Come here, let's make peace, let's not be strangers to one another. We have saddled the horse and trained it, glory be to God.
We became a trickle that grew into a river. We took flight and drove into the sea, and then we overflowed, glory be to God.
We became servants at Taptuk's door. Poor Yunus, raw and tasteless, finally got cooked, glory be to God.
Yunus Emre, translated by Kabir Helminski and Refik Algan - 'The Drop That Became Sea'
Glenan Wood, an Atlantic rainforest surviving fragment in Argyll
Yesterdy, I (Chris) had a long discussion about communion with a group of friends. We were trying to reach a shared place once again of how we might make a refreshed collective ritual around the celebration of the Christian tradition of communion. Most of us arrived at this discussion with some difficulties of what the ritual of communion had become – so often within religious spaces it reeked of pateralism, male dominance and the use of fear and power to control. Then there is the constant shadow of substitutionary attonement and how we are conditioned to see communion as a transaction in which our sin is somehow replaced by the torture and death of Jesus. Our discussion started with a rejection of this inheritance but at the same time expressed a shared longing for discovering new meanings and new forms of shared ritual chains that might lead us forward.
The room contained a wide variety of positions.
Some still carried a strong sense of the tradition that they had inherited. They were able to seperate the shadow from the light- to see the ritual as a gift of mystery. To see the cross as a symbol of ultimate self giving from a revolutionary who was prepared to give everything for what he beleived. From a God who was incarnated in our midst and lived out the best and worst of what we live. The God who invites us to participate in the great adventure. For these people, the communion ritual was still central, still vital.

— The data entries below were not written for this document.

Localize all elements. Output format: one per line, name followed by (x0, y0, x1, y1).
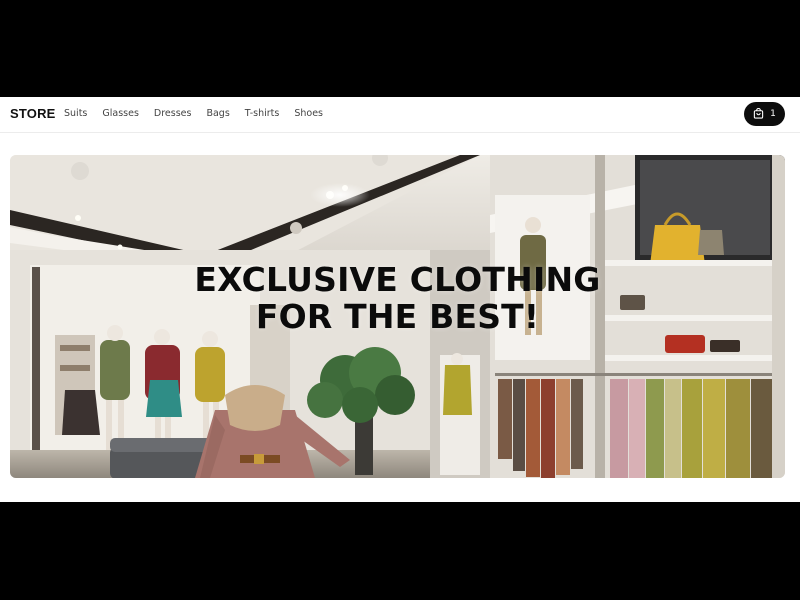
hero-banner: EXCLUSIVE CLOTHING FOR THE BEST! (10, 155, 785, 478)
shopping-bag-icon (753, 107, 764, 122)
top-navbar: STORE Suits Glasses Dresses Bags T-shirt… (0, 97, 800, 133)
category-nav: Suits Glasses Dresses Bags T-shirts Shoe… (64, 108, 338, 119)
hero-title: EXCLUSIVE CLOTHING FOR THE BEST! (194, 260, 601, 336)
nav-link-tshirts[interactable]: T-shirts (245, 108, 280, 119)
cart-count-badge: 1 (770, 109, 776, 119)
store-logo[interactable]: STORE (10, 106, 56, 121)
store-page: STORE Suits Glasses Dresses Bags T-shirt… (0, 97, 800, 502)
nav-link-bags[interactable]: Bags (206, 108, 229, 119)
cart-button[interactable]: 1 (744, 102, 785, 126)
nav-link-dresses[interactable]: Dresses (154, 108, 192, 119)
nav-link-glasses[interactable]: Glasses (102, 108, 139, 119)
nav-link-shoes[interactable]: Shoes (294, 108, 323, 119)
nav-link-suits[interactable]: Suits (64, 108, 87, 119)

Others saw communion as an invention of Paul. They saw it as an imbalance between the priestly and prophetic traditions, in which the radical call of Jesus was codified into a blood ritual. They pointed to very early documents lile the Didache in which the communion service bore no reference to this blood ritual.but rather seemed to be a shared meal- it was about feeding one another. For them, the only way they could envisage communion was in the form of this kind of shared meal- sometimes called a Agape meal.
Others were neutral- communion had simply slipped down their agenda. Some Christian traditions never made a big deal of it anyway (Church of Scotland, non conformist traditions and so on) and so they were happy to just go with the flow.
My own perspective is informed by something slightly different. The way that I am currently understanding my relationship with the living God is through the idea of her being the am-ness of all things. She lives in everything, even in me. In this context, communion is a process of recognising this reality. The Christ, even the Crucified Christ, calls me to connect with our beautiful broken earth, and this is the communion that I find most important at the moment.
We agreed in the end to accept our variety of approaches – to collectively explore different ways of making communion, seeking meaning in difference.
Here is my own communion liturgy, Imagine sharing it in the place pictured above.
Communion
BREAD As you take the bread, describe what it means to you, right here, right now THE REST LISTEN ONLY
This is my body Made from the same atoms as yours Walking the same roads that you walk Thrilling to the same touches Recoiling at the same pains We are the same We are given to each other Woven together Me in you You in me Through me, you are Through you, I live Together we will love.
WINE As you take the wine, what does the word ‘redemption’ mean to you right now in this place.
This is my blood Pumping at the soft centre Of all things that are Or ever were - Or ever come into being
I am life I am the am-ness that makes anything what it was meant to be
I am the substance sometimes known as love That leaks and leaches into even the darkest places
Drink deep of me my friends I am overflowing I am poured out at this feast I give you every last drop, so Drink deep.